✔️ Dolor rodilla

RECUPERACIÓN DE LESIÓN DE RODILLA Y ESGUINCE DE RODILLA CON FISIOTERAPIA


La fisioterapia es la base del tratamiento para rehabilitar cualquier lesión de rodilla, haya habido o no cirugía previa. Los masajes  de fisioterapia para los esguinces de rodilla, la cinesiterapia pasiva y activa o la electroestimulación son algunas de las técnicas que se utilizan para recuperar la movilidad y la fuerza de la articulación durante un periodo que, dependiendo del tipo de lesión y de las características de cada paciente, puede llevar semanas o meses.

EVALUANDO LA LESIÓN DE RODILLA

En la primera sesión de fisioterapia se realiza la evaluación del paciente atendiendo no sólo a su historia clínica y pruebas diagnósticas, sino al estado físico de la rodilla, que es distinto en cada paciente aún cuando la lesión sea la misma. Se trata de identificar los problemas a los que se han de enfrentar tanto el fisioterapeuta como el paciente (dolor, atrofia muscular, limitación del movimiento, etc.) y definir un plan personalizado con objetivos a corto, medio y largo plazo que contemplará tanto el uso de técnicas pasivas (masajes, estiramientos, movilización de la rodilla, etc.) como activas (los ejercicios que deberá realiza el paciente por sí solo, ya sea en la sesión de fisioterapia como en casa).

La evaluación del paciente se realizará en repetidas ocasiones para valorar los progresos obtenidos y, si es necesario, corregir el programa determinado inicialmente en función de ello, replanteando los objetivos. Una correcta evaluación del estado del paciente y la definición de un programa adecuado de fisioterapia permitirá acortar al máximo los tiempos de recuperación; por supuesto, siempre y cuando el paciente colabore plenamente realizando los ejercicios correctamente en la consulta del fisioterapeuta y realizando los deberes de casa con la debida diligencia.

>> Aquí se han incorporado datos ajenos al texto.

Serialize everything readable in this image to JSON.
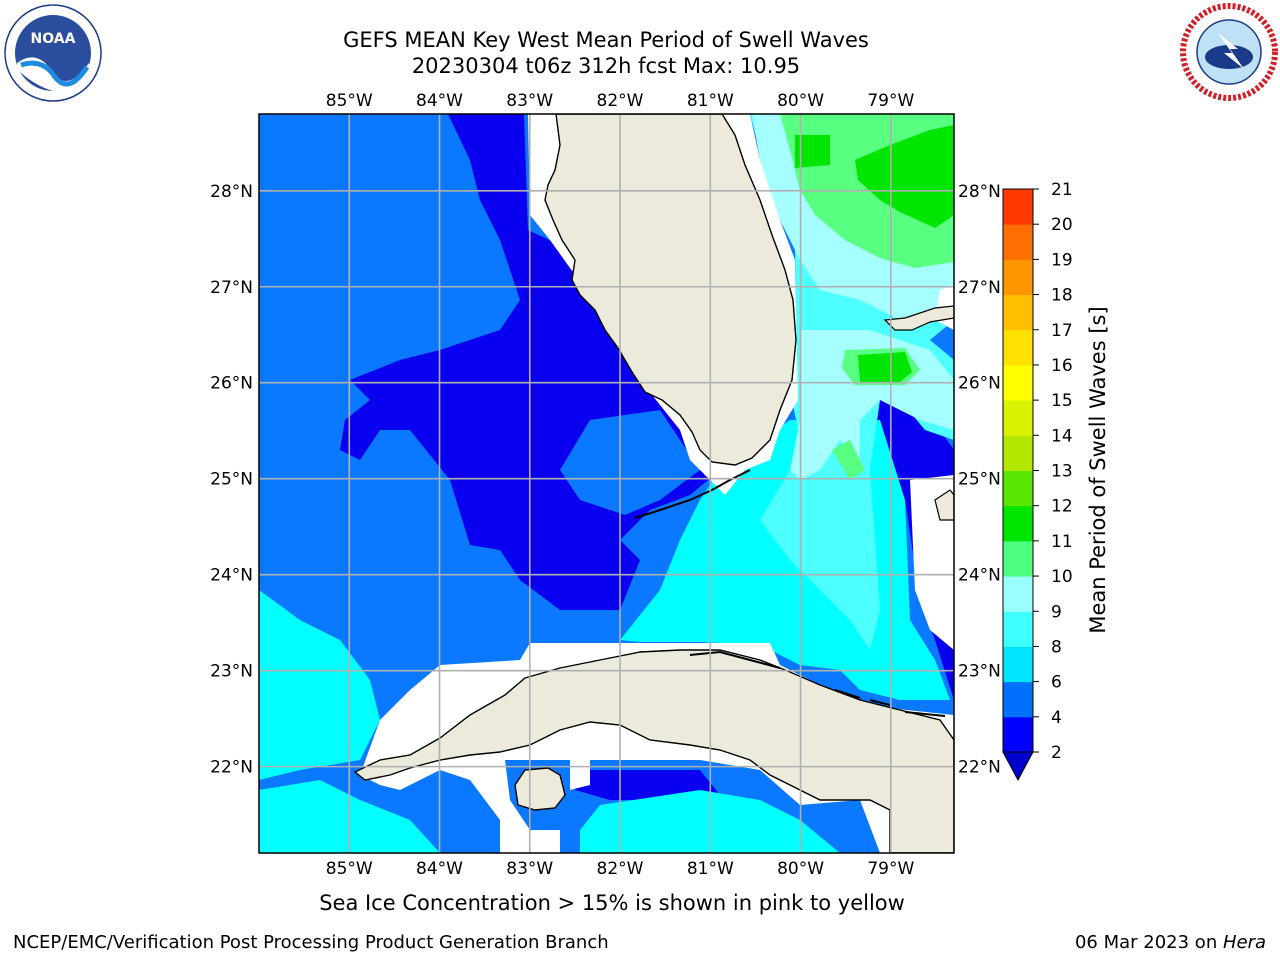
{
  "title": {
    "line1": "GEFS MEAN Key West Mean Period of Swell Waves",
    "line2": "20230304 t06z 312h fcst   Max: 10.95"
  },
  "logos": {
    "noaa_text": "NOAA",
    "noaa_ring": "NATIONAL OCEANIC AND ATMOSPHERIC ADMINISTRATION · U.S. DEPARTMENT OF COMMERCE",
    "nws_ring": "NATIONAL WEATHER SERVICE"
  },
  "map": {
    "lon_labels": [
      "85°W",
      "84°W",
      "83°W",
      "82°W",
      "81°W",
      "80°W",
      "79°W"
    ],
    "lat_labels": [
      "28°N",
      "27°N",
      "26°N",
      "25°N",
      "24°N",
      "23°N",
      "22°N"
    ],
    "extent": {
      "lon_min": -86,
      "lon_max": -78.3,
      "lat_min": 21.1,
      "lat_max": 28.8
    }
  },
  "colorbar": {
    "label": "Mean Period of Swell Waves [s]",
    "ticks": [
      "2",
      "4",
      "6",
      "8",
      "9",
      "10",
      "11",
      "12",
      "13",
      "14",
      "15",
      "16",
      "17",
      "18",
      "19",
      "20",
      "21"
    ],
    "colors": [
      "#0000ff",
      "#0070ff",
      "#00e5ff",
      "#40ffff",
      "#9bffff",
      "#4dff80",
      "#00e600",
      "#59e600",
      "#b3e600",
      "#d9f200",
      "#ffff00",
      "#ffe100",
      "#ffbf00",
      "#ff9600",
      "#ff6e00",
      "#ff3700",
      "#ff0000"
    ],
    "under_color": "#0000cc"
  },
  "footer": {
    "ice_note": "Sea Ice Concentration > 15% is shown in pink to yellow",
    "credit": "NCEP/EMC/Verification Post Processing Product Generation Branch",
    "date": "06 Mar 2023 on ",
    "host": "Hera"
  },
  "colors": {
    "land": "#ecebdb",
    "blue_deep": "#0a00f0",
    "blue": "#0a78ff",
    "cyan": "#00ffff",
    "cyan_light": "#4dffff",
    "aqua": "#a6ffff",
    "green_light": "#59ff80",
    "green": "#00e600",
    "grid": "#b0b0b0"
  }
}
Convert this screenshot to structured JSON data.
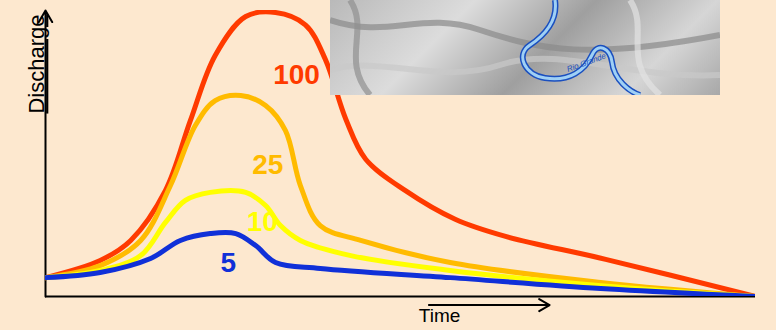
{
  "chart_data": {
    "type": "line",
    "x_label": "Time",
    "y_label": "Discharge",
    "annotations": [
      "Rio Grande"
    ],
    "xlim": [
      0,
      100
    ],
    "ylim": [
      0,
      100
    ],
    "xticks": [],
    "yticks": [],
    "tick_labels": false,
    "series": [
      {
        "name": "100",
        "color": "#ff3a00",
        "x": [
          0,
          7.7,
          12.0,
          16.9,
          20.4,
          23.9,
          28.2,
          32.4,
          36.6,
          39.4,
          42.3,
          45.1,
          50.7,
          57.7,
          64.8,
          78.9,
          100
        ],
        "values": [
          6.6,
          12.6,
          19.6,
          37.1,
          61.5,
          84.3,
          97.9,
          99.3,
          95,
          83,
          62,
          48,
          37,
          27,
          21,
          13,
          0
        ]
      },
      {
        "name": "25",
        "color": "#ffbb00",
        "x": [
          0,
          7.7,
          13.4,
          17.6,
          21.1,
          23.9,
          27.5,
          31.0,
          33.8,
          35.9,
          38.7,
          44.4,
          57.0,
          78.2,
          100
        ],
        "values": [
          6.6,
          10.8,
          19.6,
          38.8,
          59.8,
          68.5,
          70.3,
          66.8,
          58,
          38.8,
          24.8,
          19.6,
          11.9,
          4.9,
          0
        ]
      },
      {
        "name": "10",
        "color": "#ffff00",
        "x": [
          0,
          7.7,
          13.4,
          16.9,
          19.7,
          23.2,
          28.2,
          31.0,
          33.1,
          35.9,
          43.0,
          57.0,
          78.2,
          100
        ],
        "values": [
          6.6,
          9.1,
          14.3,
          25.9,
          33.6,
          36.4,
          36.4,
          31.8,
          24.8,
          19.6,
          14.3,
          9.1,
          3.8,
          0
        ]
      },
      {
        "name": "5",
        "color": "#1030d8",
        "x": [
          0,
          7.7,
          14.8,
          19.0,
          23.2,
          26.8,
          29.6,
          32.4,
          38.7,
          57.0,
          78.2,
          100
        ],
        "values": [
          6.6,
          8.4,
          13.3,
          19.6,
          22,
          22,
          17.8,
          11.9,
          9.8,
          6.6,
          2.8,
          0
        ]
      }
    ]
  }
}
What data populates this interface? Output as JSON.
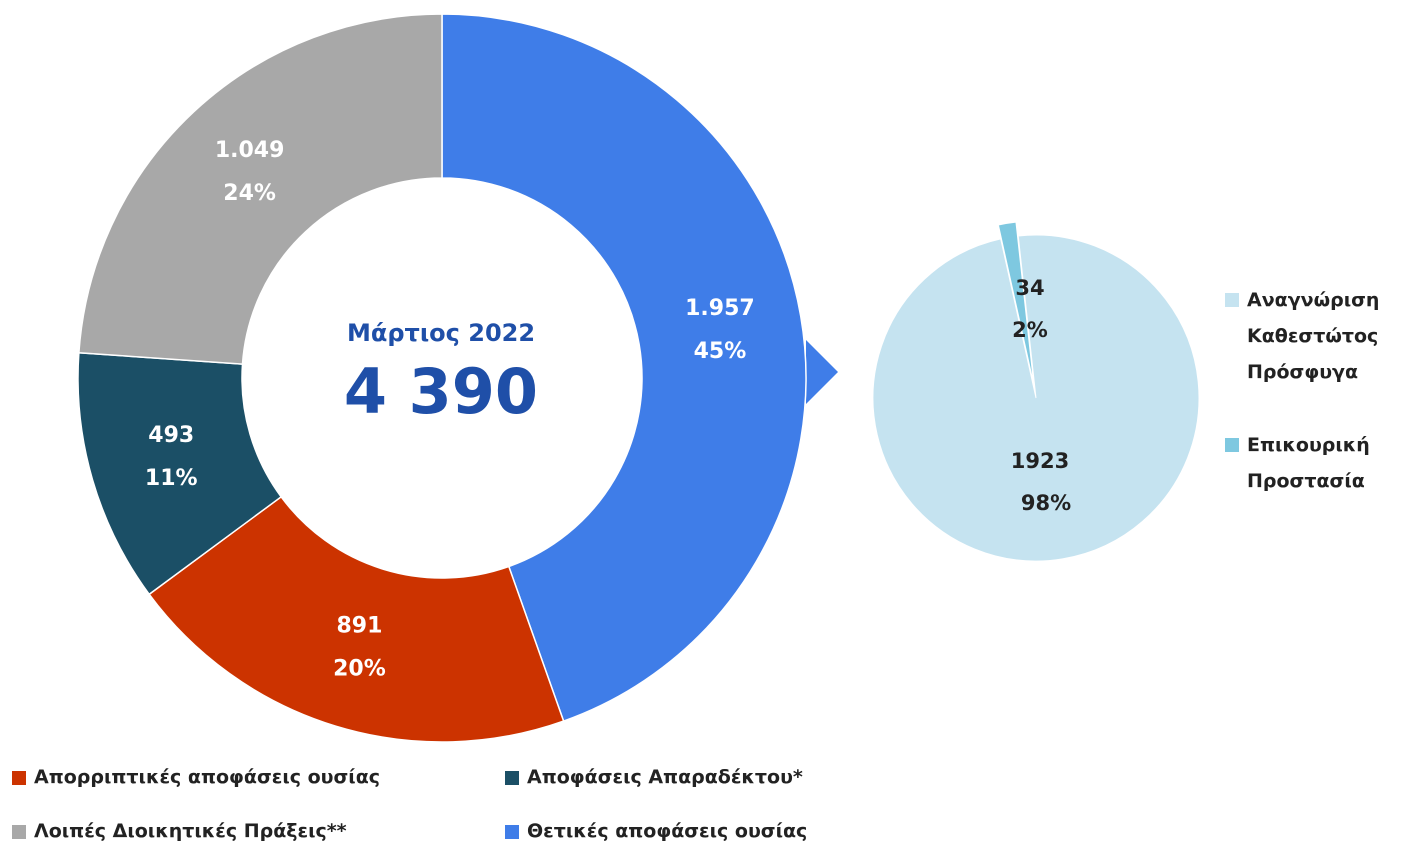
{
  "chart_data": [
    {
      "type": "donut",
      "center_title": "Μάρτιος 2022",
      "center_value": "4 390",
      "categories": [
        "Θετικές αποφάσεις ουσίας",
        "Απορριπτικές αποφάσεις ουσίας",
        "Αποφάσεις Απαραδέκτου*",
        "Λοιπές Διοικητικές Πράξεις**"
      ],
      "values": [
        1957,
        891,
        493,
        1049
      ],
      "value_labels": [
        "1.957",
        "891",
        "493",
        "1.049"
      ],
      "percent_labels": [
        "45%",
        "20%",
        "11%",
        "24%"
      ],
      "colors": [
        "#3f7de8",
        "#cc3300",
        "#1b4f66",
        "#a8a8a8"
      ]
    },
    {
      "type": "pie",
      "categories": [
        "Αναγνώριση Καθεστώτος Πρόσφυγα",
        "Επικουρική Προστασία"
      ],
      "values": [
        1923,
        34
      ],
      "percent_labels": [
        "98%",
        "2%"
      ],
      "colors": [
        "#c5e3f0",
        "#7ec8e0"
      ]
    }
  ]
}
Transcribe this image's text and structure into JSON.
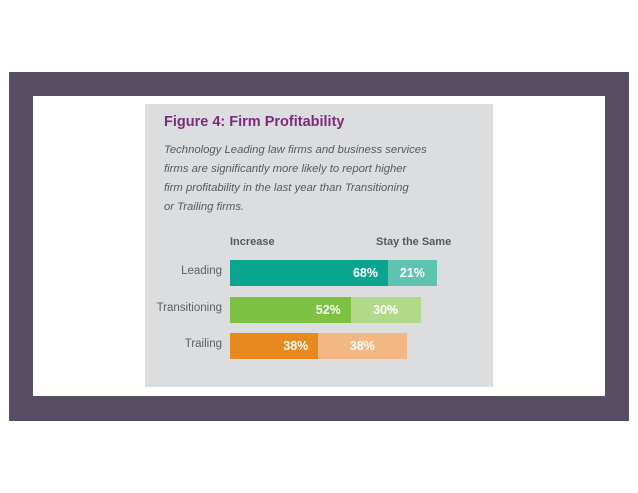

REHABILITACIÓN DE LESIÓN DE RODILLA

En la fase inicial del programa de fisioterapia para lesiones de rodilla se incidirá especialmente en la movilización de la articulación utilizando diferentes técnicas, especialmente la cinesiterapia pasiva, que en la que es el fisioterapeuta el que realiza los diferentes movimientos de la pierna (flexión y extensión), de modo que el paciente mantenga una total pasividad. También se puede realizar por medios mecánicos, esta vez con la participación del paciente. Estas movilizaciones permiten aumentar la capacidad de movimiento y la elasticidad de la articulación.

 

También se desarrollan ejercicios de cinesiterapia activa, en los que es el paciente el toma parte activa en la movilización de la rodilla asistido por el fisioterapeuta, que le ayudará a completar el movimiento preestablecido siempre que no tenga la fuerza suficiente para hacerlo.

 

En la medida en que se avance en el programa de rehabilitación, el paciente podrá llegar a completar por sí solo el movimiento y luego pasará a una tercera fase en la que deberá realizarlo oponiendo resistencia al mismo, lo que le ayudará a fortalecer todos los músculos, ligamentos y tendones y, por tanto, a ganar, fuerza, resistencia y estabilidad en la articulación.

 

La movilización es la parte clave de la recuperación de las lesiones de rodilla y, de una forma o de otra, debe iniciarse lo antes posible, combinándose, en función de lo que decida el fisioterapeuta, con otras técnicas, como el masaje o la electroestimulación.

 

La otra parte depende del paciente, pues el plan de fisioterapia debe continuar en casa realizando los ejercicios definidos por el fisioterapeuta.